And here we go.
Sydney, Australia, life dream comes true.
Very very nice city.
It's a mixture between San Francisco and London, with the beautiful beaches in addition (there are beaches in SF but you the water is too cold to swim). I could have stayed there my whole trip (1 month).
In fact some people do that (and they usually stay more than 1 month). There is so much to do there that you get the feeling to rush things in one week. I wish I could teleport friends and family and live here. This is a shared feeling with most people I met.
This won't happen I fear.

I went at the top of the bridge. BridgeClimb they call that.
Nice view but a rip off : 120 euros. The guide with our group was a very pretty blond girl (no picture sorry) what hardly made up for the price. What impressed me more is how she made some really funny jokes along the way, jokes she probably does 4 times a day. But she did them like if it was the first time. We laugh as good ripped off tourists do. Australians seem to have a wicked sense of humour, a bit like the english, whom they call poms and whom they take pleasure to beat at every sport.
Everything is really expensive here, what is the main drawback of this country. But once you are so far down under (expression to speak about Australia and New Zealand), you think what the eck, I'm so far from home I might never come back, let's spend all my money
.
I will need a better paid job after this trip.
The best way to see the city is to take a ferry to another part of sydney like the zoo or manly beach.
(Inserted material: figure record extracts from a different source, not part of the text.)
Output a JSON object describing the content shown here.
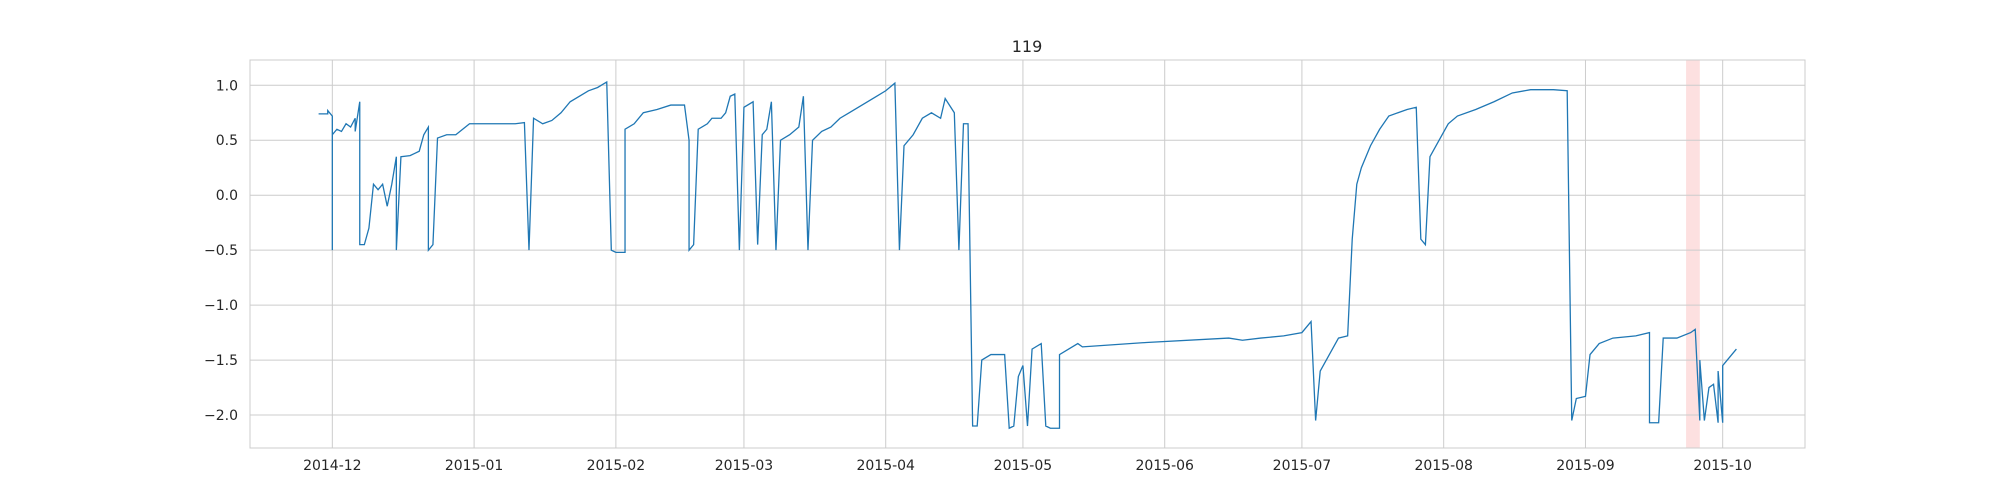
{
  "chart_data": {
    "type": "line",
    "title": "119",
    "xlabel": "",
    "ylabel": "",
    "xlim": [
      "2014-11-13",
      "2015-10-19"
    ],
    "ylim": [
      -2.3,
      1.23
    ],
    "grid": true,
    "x_ticks": [
      "2014-12",
      "2015-01",
      "2015-02",
      "2015-03",
      "2015-04",
      "2015-05",
      "2015-06",
      "2015-07",
      "2015-08",
      "2015-09",
      "2015-10"
    ],
    "y_ticks": [
      1.0,
      0.5,
      0.0,
      -0.5,
      -1.0,
      -1.5,
      -2.0
    ],
    "y_tick_labels": [
      "1.0",
      "0.5",
      "0.0",
      "−0.5",
      "−1.0",
      "−1.5",
      "−2.0"
    ],
    "highlight_region": {
      "start": "2015-09-23",
      "end": "2015-09-26",
      "color": "#fde0e0"
    },
    "series": [
      {
        "color": "#1f77b4",
        "points": [
          [
            "2014-11-28",
            0.74
          ],
          [
            "2014-11-30",
            0.74
          ],
          [
            "2014-11-30",
            0.77
          ],
          [
            "2014-12-01",
            0.72
          ],
          [
            "2014-12-01",
            -0.5
          ],
          [
            "2014-12-01",
            0.55
          ],
          [
            "2014-12-02",
            0.6
          ],
          [
            "2014-12-03",
            0.58
          ],
          [
            "2014-12-04",
            0.65
          ],
          [
            "2014-12-05",
            0.62
          ],
          [
            "2014-12-06",
            0.7
          ],
          [
            "2014-12-06",
            0.58
          ],
          [
            "2014-12-07",
            0.85
          ],
          [
            "2014-12-07",
            -0.45
          ],
          [
            "2014-12-08",
            -0.45
          ],
          [
            "2014-12-09",
            -0.3
          ],
          [
            "2014-12-10",
            0.1
          ],
          [
            "2014-12-11",
            0.05
          ],
          [
            "2014-12-12",
            0.1
          ],
          [
            "2014-12-13",
            -0.1
          ],
          [
            "2014-12-14",
            0.1
          ],
          [
            "2014-12-15",
            0.35
          ],
          [
            "2014-12-15",
            -0.5
          ],
          [
            "2014-12-16",
            0.35
          ],
          [
            "2014-12-18",
            0.36
          ],
          [
            "2014-12-19",
            0.38
          ],
          [
            "2014-12-20",
            0.4
          ],
          [
            "2014-12-21",
            0.55
          ],
          [
            "2014-12-22",
            0.62
          ],
          [
            "2014-12-22",
            -0.5
          ],
          [
            "2014-12-23",
            -0.45
          ],
          [
            "2014-12-24",
            0.52
          ],
          [
            "2014-12-26",
            0.55
          ],
          [
            "2014-12-28",
            0.55
          ],
          [
            "2014-12-31",
            0.65
          ],
          [
            "2015-01-05",
            0.65
          ],
          [
            "2015-01-10",
            0.65
          ],
          [
            "2015-01-12",
            0.66
          ],
          [
            "2015-01-13",
            -0.5
          ],
          [
            "2015-01-14",
            0.7
          ],
          [
            "2015-01-16",
            0.65
          ],
          [
            "2015-01-18",
            0.68
          ],
          [
            "2015-01-20",
            0.75
          ],
          [
            "2015-01-22",
            0.85
          ],
          [
            "2015-01-24",
            0.9
          ],
          [
            "2015-01-26",
            0.95
          ],
          [
            "2015-01-28",
            0.98
          ],
          [
            "2015-01-30",
            1.03
          ],
          [
            "2015-01-31",
            -0.5
          ],
          [
            "2015-02-01",
            -0.52
          ],
          [
            "2015-02-03",
            -0.52
          ],
          [
            "2015-02-03",
            0.6
          ],
          [
            "2015-02-05",
            0.65
          ],
          [
            "2015-02-07",
            0.75
          ],
          [
            "2015-02-10",
            0.78
          ],
          [
            "2015-02-13",
            0.82
          ],
          [
            "2015-02-16",
            0.82
          ],
          [
            "2015-02-17",
            0.5
          ],
          [
            "2015-02-17",
            -0.5
          ],
          [
            "2015-02-18",
            -0.45
          ],
          [
            "2015-02-19",
            0.6
          ],
          [
            "2015-02-21",
            0.65
          ],
          [
            "2015-02-22",
            0.7
          ],
          [
            "2015-02-24",
            0.7
          ],
          [
            "2015-02-25",
            0.75
          ],
          [
            "2015-02-26",
            0.9
          ],
          [
            "2015-02-27",
            0.92
          ],
          [
            "2015-02-28",
            -0.5
          ],
          [
            "2015-03-01",
            0.8
          ],
          [
            "2015-03-03",
            0.85
          ],
          [
            "2015-03-04",
            -0.45
          ],
          [
            "2015-03-05",
            0.55
          ],
          [
            "2015-03-06",
            0.6
          ],
          [
            "2015-03-07",
            0.85
          ],
          [
            "2015-03-08",
            -0.5
          ],
          [
            "2015-03-09",
            0.5
          ],
          [
            "2015-03-11",
            0.55
          ],
          [
            "2015-03-13",
            0.62
          ],
          [
            "2015-03-14",
            0.9
          ],
          [
            "2015-03-15",
            -0.5
          ],
          [
            "2015-03-16",
            0.5
          ],
          [
            "2015-03-18",
            0.58
          ],
          [
            "2015-03-20",
            0.62
          ],
          [
            "2015-03-22",
            0.7
          ],
          [
            "2015-03-24",
            0.75
          ],
          [
            "2015-03-26",
            0.8
          ],
          [
            "2015-03-28",
            0.85
          ],
          [
            "2015-03-30",
            0.9
          ],
          [
            "2015-04-01",
            0.95
          ],
          [
            "2015-04-03",
            1.02
          ],
          [
            "2015-04-04",
            -0.5
          ],
          [
            "2015-04-05",
            0.45
          ],
          [
            "2015-04-07",
            0.55
          ],
          [
            "2015-04-09",
            0.7
          ],
          [
            "2015-04-11",
            0.75
          ],
          [
            "2015-04-13",
            0.7
          ],
          [
            "2015-04-14",
            0.88
          ],
          [
            "2015-04-16",
            0.75
          ],
          [
            "2015-04-17",
            -0.5
          ],
          [
            "2015-04-18",
            0.65
          ],
          [
            "2015-04-19",
            0.65
          ],
          [
            "2015-04-20",
            -2.1
          ],
          [
            "2015-04-21",
            -2.1
          ],
          [
            "2015-04-22",
            -1.5
          ],
          [
            "2015-04-24",
            -1.45
          ],
          [
            "2015-04-27",
            -1.45
          ],
          [
            "2015-04-28",
            -2.12
          ],
          [
            "2015-04-29",
            -2.1
          ],
          [
            "2015-04-30",
            -1.65
          ],
          [
            "2015-05-01",
            -1.55
          ],
          [
            "2015-05-02",
            -2.1
          ],
          [
            "2015-05-03",
            -1.4
          ],
          [
            "2015-05-05",
            -1.35
          ],
          [
            "2015-05-06",
            -2.1
          ],
          [
            "2015-05-07",
            -2.12
          ],
          [
            "2015-05-09",
            -2.12
          ],
          [
            "2015-05-09",
            -1.45
          ],
          [
            "2015-05-11",
            -1.4
          ],
          [
            "2015-05-13",
            -1.35
          ],
          [
            "2015-05-14",
            -1.38
          ],
          [
            "2015-05-28",
            -1.34
          ],
          [
            "2015-06-15",
            -1.3
          ],
          [
            "2015-06-18",
            -1.32
          ],
          [
            "2015-06-22",
            -1.3
          ],
          [
            "2015-06-27",
            -1.28
          ],
          [
            "2015-07-01",
            -1.25
          ],
          [
            "2015-07-03",
            -1.15
          ],
          [
            "2015-07-04",
            -2.05
          ],
          [
            "2015-07-05",
            -1.6
          ],
          [
            "2015-07-07",
            -1.45
          ],
          [
            "2015-07-09",
            -1.3
          ],
          [
            "2015-07-11",
            -1.28
          ],
          [
            "2015-07-12",
            -0.4
          ],
          [
            "2015-07-13",
            0.1
          ],
          [
            "2015-07-14",
            0.25
          ],
          [
            "2015-07-16",
            0.45
          ],
          [
            "2015-07-18",
            0.6
          ],
          [
            "2015-07-20",
            0.72
          ],
          [
            "2015-07-22",
            0.75
          ],
          [
            "2015-07-24",
            0.78
          ],
          [
            "2015-07-26",
            0.8
          ],
          [
            "2015-07-27",
            -0.4
          ],
          [
            "2015-07-28",
            -0.45
          ],
          [
            "2015-07-29",
            0.35
          ],
          [
            "2015-07-31",
            0.5
          ],
          [
            "2015-08-02",
            0.65
          ],
          [
            "2015-08-04",
            0.72
          ],
          [
            "2015-08-08",
            0.78
          ],
          [
            "2015-08-12",
            0.85
          ],
          [
            "2015-08-16",
            0.93
          ],
          [
            "2015-08-20",
            0.96
          ],
          [
            "2015-08-25",
            0.96
          ],
          [
            "2015-08-28",
            0.95
          ],
          [
            "2015-08-29",
            -2.05
          ],
          [
            "2015-08-30",
            -1.85
          ],
          [
            "2015-09-01",
            -1.83
          ],
          [
            "2015-09-02",
            -1.45
          ],
          [
            "2015-09-04",
            -1.35
          ],
          [
            "2015-09-07",
            -1.3
          ],
          [
            "2015-09-12",
            -1.28
          ],
          [
            "2015-09-15",
            -1.25
          ],
          [
            "2015-09-15",
            -2.07
          ],
          [
            "2015-09-17",
            -2.07
          ],
          [
            "2015-09-18",
            -1.3
          ],
          [
            "2015-09-21",
            -1.3
          ],
          [
            "2015-09-24",
            -1.25
          ],
          [
            "2015-09-25",
            -1.22
          ],
          [
            "2015-09-26",
            -2.05
          ],
          [
            "2015-09-26",
            -1.5
          ],
          [
            "2015-09-27",
            -2.05
          ],
          [
            "2015-09-28",
            -1.75
          ],
          [
            "2015-09-29",
            -1.72
          ],
          [
            "2015-09-30",
            -2.07
          ],
          [
            "2015-09-30",
            -1.6
          ],
          [
            "2015-10-01",
            -2.07
          ],
          [
            "2015-10-01",
            -1.55
          ],
          [
            "2015-10-02",
            -1.5
          ],
          [
            "2015-10-03",
            -1.45
          ],
          [
            "2015-10-04",
            -1.4
          ]
        ]
      }
    ]
  }
}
The giraffe, a typical australian animal
You can see koalas and animals from everywhere actually. Koalas are like pretty furrytoys but stupid (not that toys are really smart). They spend 80% of their energy to digest the toxin of eucalyptus what let them less time to think about other things than eucalyptus. They have this dizzy look in their eye like some people I know have after some beers. They have few predators, what is lucky for us because otherwise they wouldn't have passed the darwin test and we wouldn't have the pleasure to pay 20 euros to have a picture with one at the zoo.
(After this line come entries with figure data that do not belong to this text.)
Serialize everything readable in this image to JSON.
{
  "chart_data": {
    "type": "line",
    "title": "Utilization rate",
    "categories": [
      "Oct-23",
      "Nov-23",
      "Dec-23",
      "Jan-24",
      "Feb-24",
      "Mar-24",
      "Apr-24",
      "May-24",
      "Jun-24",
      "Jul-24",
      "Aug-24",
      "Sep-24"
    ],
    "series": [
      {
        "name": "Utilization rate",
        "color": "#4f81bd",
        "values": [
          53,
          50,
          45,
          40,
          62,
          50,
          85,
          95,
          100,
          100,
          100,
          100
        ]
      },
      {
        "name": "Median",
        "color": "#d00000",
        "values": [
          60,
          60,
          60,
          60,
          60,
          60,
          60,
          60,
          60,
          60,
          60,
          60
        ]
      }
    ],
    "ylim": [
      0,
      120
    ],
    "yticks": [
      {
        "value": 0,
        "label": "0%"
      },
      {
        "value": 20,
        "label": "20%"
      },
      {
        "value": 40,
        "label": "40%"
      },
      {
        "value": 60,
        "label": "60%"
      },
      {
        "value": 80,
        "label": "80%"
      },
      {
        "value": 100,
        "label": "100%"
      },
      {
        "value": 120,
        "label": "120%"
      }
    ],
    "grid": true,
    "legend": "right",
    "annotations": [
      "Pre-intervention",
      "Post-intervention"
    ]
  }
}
In fact, the first colons hunted them but it was quickly forbidden. Just too easy...
So they introduced foxes from Europe to foxhunt. Foxes have multiplied everywhere and provoked extinction of many many species. Humans are not much smarter than koalas sometimes it seems. Tasmania was the only place in australia not invaded by foxes, until recently when one was spotted.
The little one is as wanted as Osama Ben Laden. And as hard to catch it seems.